Well something went wrong at Niagara.  But instead of the local safety reflexes cutting it out of the grid at once, somehow this enormous wad of energy went all the way around Lake Erie, throwing circuit breakers all the way.  With the resulting great hole in the grid, the stations on the circumference tried to supply the needs, overloaded an shut down.  And this resulted in a wave that swept all the way across the Northeast.  I was studying and wishing I were elsewhere.  When the lamp flickered I thought, “Go out.  Go out.”  I got my evening off.  I wish I had saved the wish for something more socially beneficial. 

At least that is how my engineering friend explained it to me.  I thought that the power grid was at that time the most complex system that had ever been built, rivaling a brain.  Then like a brain it had become conscious, contemplated reality for a moment and then committed suicide.  Dumb ideas are of course a specialty. 

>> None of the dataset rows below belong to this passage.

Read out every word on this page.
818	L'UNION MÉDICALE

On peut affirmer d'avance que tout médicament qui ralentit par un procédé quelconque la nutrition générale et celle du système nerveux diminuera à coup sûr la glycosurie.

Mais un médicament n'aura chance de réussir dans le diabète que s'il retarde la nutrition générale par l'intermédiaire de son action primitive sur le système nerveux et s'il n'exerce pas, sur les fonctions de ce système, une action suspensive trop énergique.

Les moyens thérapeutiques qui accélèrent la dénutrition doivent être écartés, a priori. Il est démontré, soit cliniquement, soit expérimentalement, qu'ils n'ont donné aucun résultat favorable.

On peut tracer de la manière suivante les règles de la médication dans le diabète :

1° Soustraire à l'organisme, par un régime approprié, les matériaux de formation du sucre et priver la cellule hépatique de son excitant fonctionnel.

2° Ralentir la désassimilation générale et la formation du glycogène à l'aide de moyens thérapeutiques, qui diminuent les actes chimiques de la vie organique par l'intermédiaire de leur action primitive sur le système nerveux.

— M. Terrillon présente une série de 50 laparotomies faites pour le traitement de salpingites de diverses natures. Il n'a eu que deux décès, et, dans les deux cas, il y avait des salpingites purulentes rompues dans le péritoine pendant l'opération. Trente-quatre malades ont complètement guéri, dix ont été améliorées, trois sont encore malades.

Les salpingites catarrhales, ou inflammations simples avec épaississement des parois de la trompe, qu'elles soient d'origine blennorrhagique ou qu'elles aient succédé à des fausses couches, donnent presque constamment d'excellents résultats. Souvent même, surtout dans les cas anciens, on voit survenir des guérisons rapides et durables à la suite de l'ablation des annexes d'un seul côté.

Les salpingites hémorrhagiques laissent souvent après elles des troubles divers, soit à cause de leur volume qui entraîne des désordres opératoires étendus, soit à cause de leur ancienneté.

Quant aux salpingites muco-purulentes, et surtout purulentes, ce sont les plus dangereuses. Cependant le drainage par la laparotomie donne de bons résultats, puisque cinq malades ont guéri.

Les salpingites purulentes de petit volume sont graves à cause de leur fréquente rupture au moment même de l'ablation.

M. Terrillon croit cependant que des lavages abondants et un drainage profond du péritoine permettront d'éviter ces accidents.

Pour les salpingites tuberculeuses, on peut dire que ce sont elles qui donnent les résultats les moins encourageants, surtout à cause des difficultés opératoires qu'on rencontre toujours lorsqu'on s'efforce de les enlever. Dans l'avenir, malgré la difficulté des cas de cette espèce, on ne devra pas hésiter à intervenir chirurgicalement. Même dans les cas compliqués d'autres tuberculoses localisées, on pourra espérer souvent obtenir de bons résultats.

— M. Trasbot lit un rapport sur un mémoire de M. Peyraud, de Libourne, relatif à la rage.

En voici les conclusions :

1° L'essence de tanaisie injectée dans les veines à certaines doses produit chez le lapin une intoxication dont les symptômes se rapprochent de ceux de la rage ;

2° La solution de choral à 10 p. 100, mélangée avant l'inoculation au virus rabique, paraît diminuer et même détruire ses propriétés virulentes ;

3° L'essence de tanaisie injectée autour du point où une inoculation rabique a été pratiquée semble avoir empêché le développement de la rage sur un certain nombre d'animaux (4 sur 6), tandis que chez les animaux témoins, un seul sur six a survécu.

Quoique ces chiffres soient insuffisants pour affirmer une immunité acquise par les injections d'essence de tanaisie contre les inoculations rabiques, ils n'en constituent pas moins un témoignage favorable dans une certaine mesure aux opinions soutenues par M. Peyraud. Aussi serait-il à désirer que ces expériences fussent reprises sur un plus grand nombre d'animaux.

Over the next few days the authorities explained that it was the interconnectedness of the grid that had been its downfall and that what was needed was more interconnectedness.  It seemed strange at the time.

Now decades later it is realized that a complex densely interconnected system is indeed subject to catastrophic failure.

So if there is a system you can’t afford to lose, you must have a backup system.  Anybody who shoots rapids with a canoe knows that you must never ever go out with fewer than three canoes.  That’s so when you destroy one the other two can hold everybody.  All right, I used to go out for days at a time shooting rapids alone.  See remark above about dumb ideas.

We live in a world in which we seem bewitched by the Big System.  We have a global economy, a global set of laws and global ideas of human rights and social propriety.  But these are things we cannot afford to lose.  Why in the world would we not have backup systems.  The most basic prudence mandates separate units, one sure when another fails.

Evolution this time is a lot smarter.  Animals are sequestered in small mostly isolated populations.  This is an obvious but poorly worked out basic law of biology.  If you go for the big system it will fail ultimately.  And it will fail very soon because evolution has been at pains to make it fail forestalling a worse catastrophe later.